Having the same morphological characteristics as other orthopoxviruses the morphology of MPXV reveals that virions are ovoid or brick-shaped particles which are enclosed by geometrically corrugated lipoprotein outer membrane. MPXV size ranges are known to be 200 by 250 nm [14][15]. Membrane bond as well as densely packed core containing enzymes, a double-stranded DNA genome, and transcription factors are protected by the outer membrane. Due to an electron microscopy fixation artifact, the core is being described as biconcave, and it has lateral body on each side [16][17].

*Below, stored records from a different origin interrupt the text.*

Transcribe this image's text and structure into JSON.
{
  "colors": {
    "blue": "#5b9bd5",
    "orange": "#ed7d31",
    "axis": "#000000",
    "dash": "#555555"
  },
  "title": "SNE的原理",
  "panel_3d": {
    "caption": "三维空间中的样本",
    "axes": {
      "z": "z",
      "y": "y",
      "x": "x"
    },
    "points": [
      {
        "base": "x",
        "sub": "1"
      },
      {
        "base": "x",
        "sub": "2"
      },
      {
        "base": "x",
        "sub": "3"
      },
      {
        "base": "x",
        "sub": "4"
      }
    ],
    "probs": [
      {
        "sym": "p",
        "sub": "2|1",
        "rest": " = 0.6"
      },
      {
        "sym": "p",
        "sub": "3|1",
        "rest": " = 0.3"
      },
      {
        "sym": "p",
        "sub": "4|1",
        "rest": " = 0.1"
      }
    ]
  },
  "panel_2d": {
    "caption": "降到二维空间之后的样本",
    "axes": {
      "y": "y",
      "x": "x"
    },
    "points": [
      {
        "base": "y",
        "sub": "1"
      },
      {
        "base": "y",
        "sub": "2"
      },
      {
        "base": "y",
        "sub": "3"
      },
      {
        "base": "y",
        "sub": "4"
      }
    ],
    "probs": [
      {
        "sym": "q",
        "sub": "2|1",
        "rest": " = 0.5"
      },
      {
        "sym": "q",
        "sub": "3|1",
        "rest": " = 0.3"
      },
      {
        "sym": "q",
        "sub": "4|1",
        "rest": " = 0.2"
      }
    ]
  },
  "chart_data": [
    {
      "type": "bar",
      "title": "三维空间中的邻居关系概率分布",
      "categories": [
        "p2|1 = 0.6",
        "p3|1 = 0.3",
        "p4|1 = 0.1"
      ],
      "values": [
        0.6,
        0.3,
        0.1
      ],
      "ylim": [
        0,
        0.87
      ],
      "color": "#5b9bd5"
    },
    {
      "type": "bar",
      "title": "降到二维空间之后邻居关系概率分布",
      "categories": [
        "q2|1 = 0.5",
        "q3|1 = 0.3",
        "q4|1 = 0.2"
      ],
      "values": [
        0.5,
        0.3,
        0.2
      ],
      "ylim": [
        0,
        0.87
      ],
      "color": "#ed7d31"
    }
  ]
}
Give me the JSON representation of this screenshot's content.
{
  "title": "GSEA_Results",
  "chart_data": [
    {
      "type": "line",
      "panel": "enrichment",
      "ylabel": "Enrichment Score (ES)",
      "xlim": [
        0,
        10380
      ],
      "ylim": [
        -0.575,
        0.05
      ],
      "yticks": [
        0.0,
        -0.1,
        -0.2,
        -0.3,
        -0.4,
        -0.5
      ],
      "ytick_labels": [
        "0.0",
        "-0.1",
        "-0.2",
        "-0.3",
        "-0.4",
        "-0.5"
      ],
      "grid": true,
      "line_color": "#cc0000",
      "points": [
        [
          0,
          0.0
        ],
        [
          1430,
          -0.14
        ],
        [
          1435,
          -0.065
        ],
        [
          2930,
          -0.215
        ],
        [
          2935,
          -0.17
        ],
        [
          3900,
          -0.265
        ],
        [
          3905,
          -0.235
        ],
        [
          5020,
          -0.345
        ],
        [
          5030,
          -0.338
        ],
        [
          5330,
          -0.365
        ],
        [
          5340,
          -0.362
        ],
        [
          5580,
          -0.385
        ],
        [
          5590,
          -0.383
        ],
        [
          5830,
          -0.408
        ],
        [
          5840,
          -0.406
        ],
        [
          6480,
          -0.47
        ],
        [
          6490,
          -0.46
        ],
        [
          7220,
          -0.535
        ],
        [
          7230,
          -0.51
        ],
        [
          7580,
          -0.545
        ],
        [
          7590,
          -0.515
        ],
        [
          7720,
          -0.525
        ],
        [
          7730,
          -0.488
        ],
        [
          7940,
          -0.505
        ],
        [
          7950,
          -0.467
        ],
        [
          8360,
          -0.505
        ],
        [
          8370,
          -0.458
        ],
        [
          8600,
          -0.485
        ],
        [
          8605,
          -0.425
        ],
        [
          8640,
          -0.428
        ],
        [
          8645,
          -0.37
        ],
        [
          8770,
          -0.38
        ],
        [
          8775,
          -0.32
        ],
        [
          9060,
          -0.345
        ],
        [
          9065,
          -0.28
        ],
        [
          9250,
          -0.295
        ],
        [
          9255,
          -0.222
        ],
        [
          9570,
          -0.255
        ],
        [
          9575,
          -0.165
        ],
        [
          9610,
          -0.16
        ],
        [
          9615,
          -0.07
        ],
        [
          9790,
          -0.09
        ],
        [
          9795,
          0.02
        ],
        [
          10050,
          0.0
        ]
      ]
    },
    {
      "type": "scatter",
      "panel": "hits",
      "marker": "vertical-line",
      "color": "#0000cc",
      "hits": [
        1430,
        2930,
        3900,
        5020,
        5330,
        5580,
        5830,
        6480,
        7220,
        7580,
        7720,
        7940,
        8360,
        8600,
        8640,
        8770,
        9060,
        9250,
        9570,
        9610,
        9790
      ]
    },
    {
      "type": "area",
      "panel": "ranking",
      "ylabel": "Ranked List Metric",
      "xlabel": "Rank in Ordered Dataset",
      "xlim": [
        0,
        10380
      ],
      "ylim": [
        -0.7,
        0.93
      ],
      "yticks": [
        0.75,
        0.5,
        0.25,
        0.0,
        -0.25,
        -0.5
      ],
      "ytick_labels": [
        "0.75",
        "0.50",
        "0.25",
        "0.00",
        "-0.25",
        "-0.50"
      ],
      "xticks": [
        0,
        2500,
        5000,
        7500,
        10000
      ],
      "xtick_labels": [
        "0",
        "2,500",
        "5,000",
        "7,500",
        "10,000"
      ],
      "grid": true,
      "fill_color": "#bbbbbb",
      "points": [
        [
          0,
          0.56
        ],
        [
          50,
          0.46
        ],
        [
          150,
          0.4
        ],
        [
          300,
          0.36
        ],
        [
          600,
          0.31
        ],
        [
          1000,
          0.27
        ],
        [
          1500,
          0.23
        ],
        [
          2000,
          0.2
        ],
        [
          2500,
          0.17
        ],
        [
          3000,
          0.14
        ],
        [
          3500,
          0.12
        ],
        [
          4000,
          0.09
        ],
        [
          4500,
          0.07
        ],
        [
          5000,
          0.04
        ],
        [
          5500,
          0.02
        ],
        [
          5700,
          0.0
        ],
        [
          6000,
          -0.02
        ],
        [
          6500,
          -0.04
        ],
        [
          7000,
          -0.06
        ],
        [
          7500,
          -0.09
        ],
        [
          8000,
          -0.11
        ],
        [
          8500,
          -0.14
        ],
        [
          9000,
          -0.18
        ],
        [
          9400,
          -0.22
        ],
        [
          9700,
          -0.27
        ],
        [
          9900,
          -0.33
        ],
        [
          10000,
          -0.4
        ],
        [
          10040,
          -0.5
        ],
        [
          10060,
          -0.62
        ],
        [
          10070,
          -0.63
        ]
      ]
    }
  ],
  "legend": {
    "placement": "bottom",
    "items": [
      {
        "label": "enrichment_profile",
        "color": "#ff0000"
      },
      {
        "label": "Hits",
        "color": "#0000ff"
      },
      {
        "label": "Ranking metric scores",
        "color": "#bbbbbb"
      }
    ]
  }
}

The MPXV genome consists of a linear double-stranded DNA (≈197 kb) [18] covalently joined at its ends by palindromic hairpins, and the inverted terminal repeats (ITRs) are made up of hairpin loop, tandem repeats, and some open reading frames (ORF). Although MPXV is a DNA virus, its entire life cycle occurs in the cytoplasm of infected cells. All the proteins required for viral DNA replication, transcription, virion assembly, and egress are encoded by the MPXV genome. The genes encoding for housekeeping functions are highly conserved among OPVs and are present in the central region of the genome while those that encode for the virus–host interactions are less conserved and are located in the termini region [19][20][21][22][23]. In VACV (and most in likely MPXV) intracellular mature virus (IMV) and extracellular-enveloped virus (EEV) are two forms of infectious virions produced in poxvirus-infected cells. IMV is released on cell lysis, while EEV is released from cells via interaction with actin tails, and this is said to be the cause of rapid long distance spread of the virus within the infected host. Although the aforementioned features are for VACV, it is likely that these features are common to all OPVs [22]. However, cell-associated virions (CEVs) are formed following the microtubule-mediated transport of intracellular enveloped virus (IEV) to the cell periphery, in which the outer membrane of IEV fuses with the plasma membrane and remains attached to the cell surface. CEVs are mostly responsible for cell-to-cell spread [24]. IEV is formed when IMV is wrapped by a double membrane derived from early endosomal component [17] or the trans-Golgi network (TGN) [25]. However apart from IEV exocytosis, an alternative route for the formation of EEV is by the budding of IMV through the plasma membrane [26]. In the prototype VACV, virion morphogenesis can be defective resulting in non-infectious dense particles (DPs) [26][27], but this has not yet been reported for MPXV. In addition, unlike some strains of CPXV in which IMVs are occluded within A-type inclusions (ATI) [28][29], MPXV do not form ATIs or sequester IMVs into ATIs because of truncation in the ATIP gene [30].